Spicy Blackened Fish, creamy slaw, and a spicy southwestern sauce make these blackened fish tacos ah-mazing!
The blackened fish tacos are so easy and flavorful. With the creamy slaw, it is a perfect balance to the spicy blackening seasoning. The slight sweetness of the slaw goes perfectly with the smoky heat of the blackened fish. And with the spicy southwestern sauce, will have your mouth in flavor town!
What Fish Is Best For Tacos
- Mahi Mahi
I like to use tilapia, but all of the fish listed are great options!
Always Toast Your Tortillas
- It really magnifies their flavor and helps strengthen the tacos so that you can fill them without them ripping apart.
Blackened Fish Tacos
- 1 bag coleslaw mix, shredded cabbage and carrots
- 1/3 cup mayonnaise
- 2 tablespoons white sugar
- 1 tablespoon lemon juice
- 1 tablespoon white vinegar
- 1/2 teaspoon black pepper
- 1/4 teaspoon salt
- Southwestern Sauce
- 1/2 cup sour cream
- 1 teaspoon garlic powder
- 1 teaspoon chili powder
- 1/2 teaspoon cumin
- 1/8 teaspoon cayenne pepper, more if you it hotter
- 1/4 teaspoon salt
- 2 tablespoons cilantro
- 1 lime, juiced
- 4 whole tilapia fillets about 1 1/2- 2 pounds
- 3 tablespoons cajun seasoning
- 1 tablespoon butter
- 8 corn tortillas
- In a medium bowl mix together the mayonnaise, sugar, lemon juice, white vinegar, salt, and pepper. Mix in the coleslaw mix. set aside
- Prepare the southern sauce by mixing the sour cream, garlic powder, chili powder, cumin, cayenne pepper, salt, cilantro, and juice of 1 lime in a small bowl. Set aside.

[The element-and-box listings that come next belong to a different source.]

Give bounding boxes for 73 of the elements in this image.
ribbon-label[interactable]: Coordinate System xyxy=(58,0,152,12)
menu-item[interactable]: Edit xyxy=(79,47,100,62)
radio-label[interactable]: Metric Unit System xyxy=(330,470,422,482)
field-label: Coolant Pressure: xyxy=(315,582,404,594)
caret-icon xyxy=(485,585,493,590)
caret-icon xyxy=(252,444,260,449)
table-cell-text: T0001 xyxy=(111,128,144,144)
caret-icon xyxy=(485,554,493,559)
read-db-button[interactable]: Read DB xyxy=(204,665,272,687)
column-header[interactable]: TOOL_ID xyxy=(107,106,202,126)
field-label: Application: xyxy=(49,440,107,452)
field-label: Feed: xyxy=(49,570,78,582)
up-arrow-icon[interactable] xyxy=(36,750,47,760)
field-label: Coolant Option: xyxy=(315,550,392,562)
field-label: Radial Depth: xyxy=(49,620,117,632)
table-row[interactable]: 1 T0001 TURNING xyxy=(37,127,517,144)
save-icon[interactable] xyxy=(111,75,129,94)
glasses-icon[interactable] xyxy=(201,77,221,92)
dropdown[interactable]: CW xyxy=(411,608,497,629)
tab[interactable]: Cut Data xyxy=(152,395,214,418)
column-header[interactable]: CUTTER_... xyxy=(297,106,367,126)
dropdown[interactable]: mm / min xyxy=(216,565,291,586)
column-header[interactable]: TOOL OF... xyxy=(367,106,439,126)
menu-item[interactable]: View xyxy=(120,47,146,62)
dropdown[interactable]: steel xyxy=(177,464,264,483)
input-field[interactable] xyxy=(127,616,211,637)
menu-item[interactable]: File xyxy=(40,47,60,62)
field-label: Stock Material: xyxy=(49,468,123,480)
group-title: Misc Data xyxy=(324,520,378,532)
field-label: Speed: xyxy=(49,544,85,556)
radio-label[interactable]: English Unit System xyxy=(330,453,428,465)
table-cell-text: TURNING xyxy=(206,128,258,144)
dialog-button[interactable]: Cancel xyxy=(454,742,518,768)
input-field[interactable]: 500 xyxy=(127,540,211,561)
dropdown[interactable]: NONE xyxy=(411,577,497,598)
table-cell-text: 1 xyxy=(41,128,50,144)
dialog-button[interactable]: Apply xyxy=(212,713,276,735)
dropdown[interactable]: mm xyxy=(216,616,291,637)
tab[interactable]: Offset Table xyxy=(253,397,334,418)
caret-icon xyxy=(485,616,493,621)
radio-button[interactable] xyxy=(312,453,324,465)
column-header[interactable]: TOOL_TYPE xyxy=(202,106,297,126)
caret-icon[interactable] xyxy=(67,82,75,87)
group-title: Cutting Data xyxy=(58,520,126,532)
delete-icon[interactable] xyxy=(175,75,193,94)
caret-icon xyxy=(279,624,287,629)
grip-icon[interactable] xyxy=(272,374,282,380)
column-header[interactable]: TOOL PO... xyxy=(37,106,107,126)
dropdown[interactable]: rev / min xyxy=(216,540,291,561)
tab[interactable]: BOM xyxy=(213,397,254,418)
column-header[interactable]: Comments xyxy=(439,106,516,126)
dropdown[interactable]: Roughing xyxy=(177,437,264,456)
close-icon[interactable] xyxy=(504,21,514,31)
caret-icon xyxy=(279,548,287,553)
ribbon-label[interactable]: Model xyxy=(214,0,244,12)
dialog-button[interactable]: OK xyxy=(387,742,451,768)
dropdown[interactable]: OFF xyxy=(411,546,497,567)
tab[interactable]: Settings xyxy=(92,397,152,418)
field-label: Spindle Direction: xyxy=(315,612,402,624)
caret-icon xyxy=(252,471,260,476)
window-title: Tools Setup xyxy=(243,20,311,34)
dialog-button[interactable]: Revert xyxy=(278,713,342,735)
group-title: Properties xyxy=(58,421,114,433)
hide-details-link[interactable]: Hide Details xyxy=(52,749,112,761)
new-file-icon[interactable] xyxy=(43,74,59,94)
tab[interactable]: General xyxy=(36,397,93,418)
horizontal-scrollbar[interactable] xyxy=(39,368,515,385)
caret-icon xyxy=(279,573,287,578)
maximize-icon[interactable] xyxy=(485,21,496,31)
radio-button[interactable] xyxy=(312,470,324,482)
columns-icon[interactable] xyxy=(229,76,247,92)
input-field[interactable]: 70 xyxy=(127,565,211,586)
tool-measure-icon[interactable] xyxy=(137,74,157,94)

- Sprinkle the tilapia both sides and the edges generously with the cajun seasoning
- In a large cast iron skillet, heat 1 tablespoon butter over medium-high heat. Once the butter melts add fillets and cook about 3 minutes per side, or until blackened
- Heat a skillet over medium heat. Once the skillet is hot, toast the tortillas on each side until browned on the edges. Place the toasted tortillas on a plate and cover to keep warm.
- To serve the tacos, place about a piece of the blackened tilapia, 1/4 cup coleslaw in each tortilla, southwestern sauce, chopped cilantro and a squeeze of lime over top.